McLennnan looks forward to the expected completion in June of the Windhover Contemplative Center, another new space for contemplation and reflection currently under construction along Santa Teresa Street near the New Guinea Sculpture Garden. The center will feature the paintings of Nathan Oliveira and will be a place the campus community can visit to take a break from the intensity of the day.
"I've been excited to partner with Vice Provost for Student Affairs Greg Boardman, devoted donors, extraordinary architects, a skilled project manager and many others to help conceive a facility to serve all students, faculty and staff, including those who would call themselves neither religious nor spiritual, to relieve stress and promote well-being," McLennan said.
McLennan plans a yearlong sabbatical of personal renewal and intellectual exploration. Then, in the fall of 2015, he hopes to continue and expand his role as lecturer in the Stanford Graduate School of Business, where for many years he has taught a course titled, "The Business World: Moral and Spiritual Inquiry Through Literature."
Provost Etchemendy will appoint a search committee this fall to begin the process of finding McLennan's successor.
McLennan's first duties as dean were in fall 2000, when he gave the invocation at the Opening Convocation and then again at the inauguration of President John Hennessy.
Since that time, he has taught hundreds of Stanford students in undergraduate courses through the Ethics in Society Program ("Ethics and the Professions" and "The Meaning of Life") and through Urban Studies with the associate deans for religious life ("Spirituality and Nonviolent Social Transformation"), and in the Masters of Liberal Arts ("The Meaning of Life") and Continuing Studies programs ("Exploring Liberal Christianity"), as well as at the Graduate School of Business.
Last May, McLennan became a faculty fellow of the McCoy Family Center for Ethics in Society. His primary research interests are in the interface of religion, ethics and the professions.
McLennan received a B.A. from Yale University in 1970 as a scholar of the house working in the area of computers and the mind. He received M.Div. and J.D. degrees from Harvard Divinity and Law Schools in 1975. In 1975, he was ordained to the ministry (Unitarian Universalist) and admitted to the Massachusetts Bar as an attorney. From 1975 to 1984, McLennan practiced church-sponsored poverty law in the Dorchester neighborhood of Boston. He was the university chaplain at Tufts University from 1984-2000 and senior lecturer at the Harvard Business School for 10 of those years.

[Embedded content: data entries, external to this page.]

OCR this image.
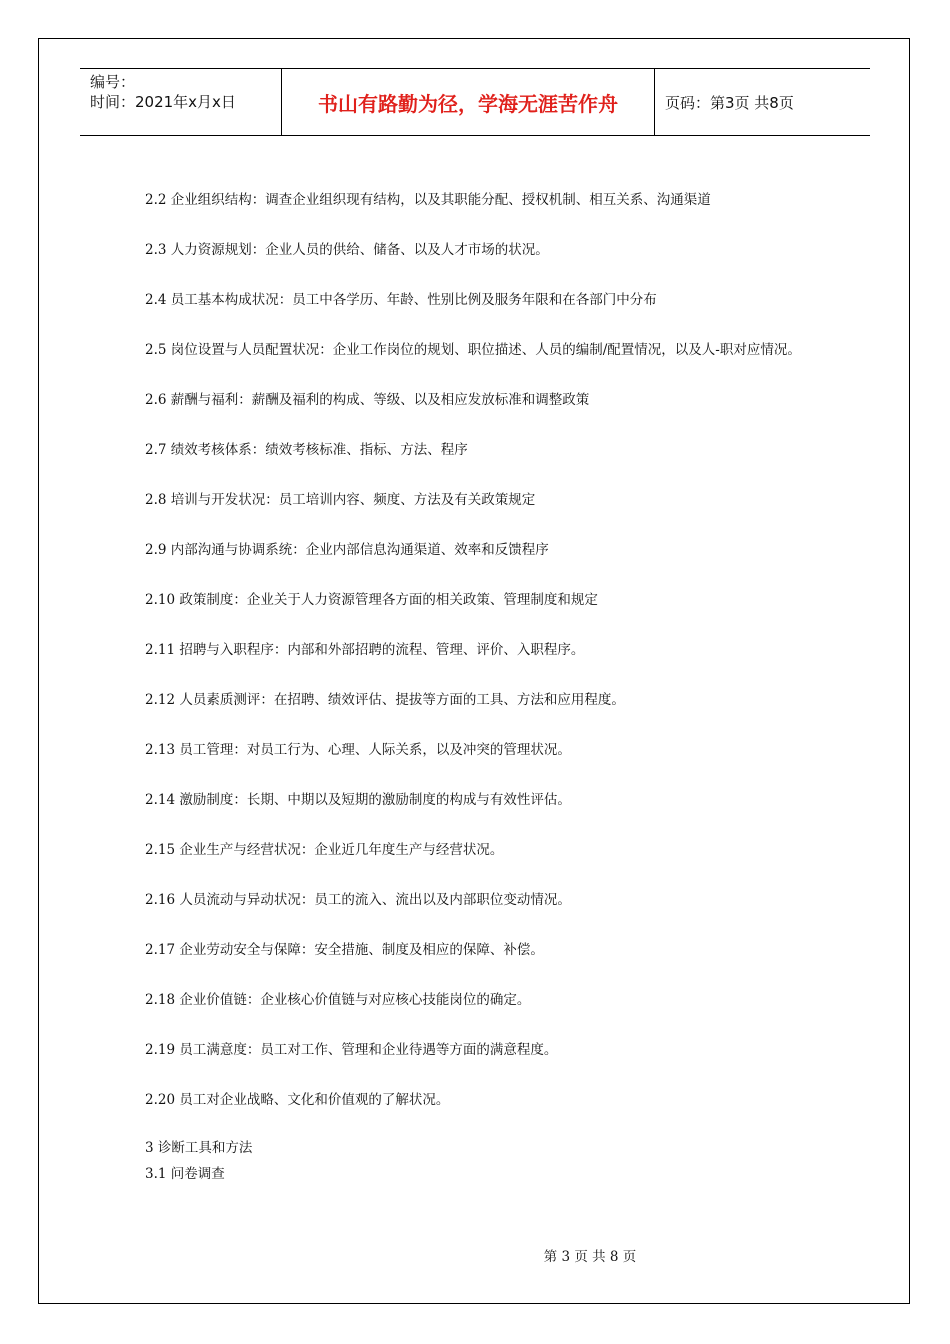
编号：
时间：2021年x月x日	书山有路勤为径，学海无涯苦作舟	页码：第3页 共8页

2.2 企业组织结构：调查企业组织现有结构，以及其职能分配、授权机制、相互关系、沟通渠道

2.3 人力资源规划：企业人员的供给、储备、以及人才市场的状况。

2.4 员工基本构成状况：员工中各学历、年龄、性别比例及服务年限和在各部门中分布

2.5 岗位设置与人员配置状况：企业工作岗位的规划、职位描述、人员的编制/配置情况，以及人-职对应情况。

2.6 薪酬与福利：薪酬及福利的构成、等级、以及相应发放标准和调整政策

2.7 绩效考核体系：绩效考核标准、指标、方法、程序

2.8 培训与开发状况：员工培训内容、频度、方法及有关政策规定

2.9 内部沟通与协调系统：企业内部信息沟通渠道、效率和反馈程序

2.10 政策制度：企业关于人力资源管理各方面的相关政策、管理制度和规定

2.11 招聘与入职程序：内部和外部招聘的流程、管理、评价、入职程序。

2.12 人员素质测评：在招聘、绩效评估、提拔等方面的工具、方法和应用程度。

2.13 员工管理：对员工行为、心理、人际关系，以及冲突的管理状况。

2.14 激励制度：长期、中期以及短期的激励制度的构成与有效性评估。

2.15 企业生产与经营状况：企业近几年度生产与经营状况。

2.16 人员流动与异动状况：员工的流入、流出以及内部职位变动情况。

2.17 企业劳动安全与保障：安全措施、制度及相应的保障、补偿。

2.18 企业价值链：企业核心价值链与对应核心技能岗位的确定。

2.19 员工满意度：员工对工作、管理和企业待遇等方面的满意程度。

2.20 员工对企业战略、文化和价值观的了解状况。

3 诊断工具和方法

3.1 问卷调查

第 3 页 共 8 页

He is the author of two books: Finding Your Religion: When the Faith You Grew Up With Has Lost Its Meaning (HarperSanFrancisco, 1999) and Jesus Was a Liberal: Reclaiming Christianity for All (Palgrave Macmillan, 2009). He co-authored, with Laura Nash of Harvard Business School, Church on Sunday, Work on Monday: The Challenge of Fusing Christian Values With Business Life (Jossey-Bass, 2001).